Anne At 13,000 Ft Review

Anne (Deragh Campbell) goes skydiving for her best friend’s bachelorette party, and from the moment she jumps out of the plane, she is hooked. Back on solid ground, things aren’t so hot. An unspecified mood disorder makes her edgy and erratic, and that sets her against a colleague at the day care centre where they both work. Her new boyfriend doesn’t know quite what to make of her. Her family are loving, but she chafes under the weighted blanket of their concern. The one place she feels at peace is 13,000 feet in the air. And she can’t stay up there forever.

In a similar vein to last year’s Madeline’s Madeline, Anne At 13,000 Ft is a character study of a woman dealing with severe mental illness that garners much of its power from intelligent camera work. From the moment we meet her, we stick closely to Anne as she struggles her way through a life that always threatens to overwhelm. Everything seems too bright, too noisy. Initially, the always-moving handheld camera seems like it will be difficult to cope with. It may well make some viewers feel a little nauseous. Still, it’s necessary. It’s hard to imagine a more immediate, all-encompassing way of pulling an audience inside Anne’s muddled headspace.

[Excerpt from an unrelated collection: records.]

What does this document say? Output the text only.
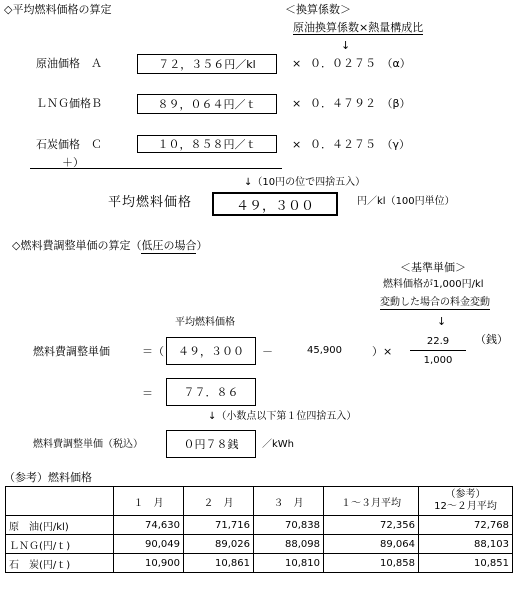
◇平均燃料価格の算定	＜換算係数＞
原油換算係数×熱量構成比
↓
原油価格　Ａ	７２，３５６円／kl	× ０．０２７５　（α）
ＬＮＧ価格Ｂ	８９，０６４円／ｔ	× ０．４７９２　（β）
石炭価格　Ｃ	１０，８５８円／ｔ	× ０．４２７５　（γ）
＋）
↓（10円の位で四捨五入）
平均燃料価格	４９，３００	円／kl（100円単位）
◇燃料費調整単価の算定（低圧の場合）
＜基準単価＞
燃料価格が1,000円/kl
変動した場合の料金変動
↓
平均燃料価格
燃料費調整単価	＝（ ４９，３００ －	45,900	）×
22.9
1,000
（銭）
＝	７７．８６
↓（小数点以下第１位四捨五入）
燃料費調整単価（税込）	０円７８銭 ／kWh
（参考）燃料価格
	１　月	２　月	３　月	１～３月平均	（参考）
12～２月平均

原　油(円/kl)	74,630	71,716	70,838	72,356	72,768
ＬＮＧ(円/ｔ)	90,049	89,026	88,098	89,064	88,103
石　炭(円/ｔ)	10,900	10,861	10,810	10,858	10,851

Also adding to this intensity is Deragh Campbell’s mesmerising, magnetic performance. She makes Anne far more than her illness. She’s charming. She’s funny. When she isn’t behaving like a kid herself (the scene where she throws a cup at a furious colleague for no good reason is perhaps the most excruciating of the movie’s many excruciating scenes) she’s great with her young charges. You can see why people are drawn to her, just as you can see why they find her hugely frustrating. Campbell plays Anne as a woman at the centre of her own personal whirlwind. Half the time she revels in the chaos; the other half, all she wants is a dark room to lie in until the world stops seeming so loud.

So we spend the duration of Anne at 13,000 Ft glued to Anne’s side, watching with bated breath as she interacts with the various people who constitute her world. These interactions are largely improvised, and that, along with the handheld camera, give the film a real grounding in authenticity. Likewise, there’s no real narrative arc. There’s no manufactured drama. It’s a character study, pure and simple, of a woman doing her best to make it through each day whilst battling a whole legion of inner demons.

Anne At 13,000 Ft is only 75 minutes long, and that’s probably a good thing. The film, like Anne’s brain, is an uncomfortable, claustrophobic place to be. It feels good to be set free at the end. That’s the point. Some people never get free. Some people are trapped in their stifling personal hells for as long as they live. Movies like this are valuable because they let us into a place that’s usually so private. They grant us the power to empathise. And isn’t that cinema’s most important function?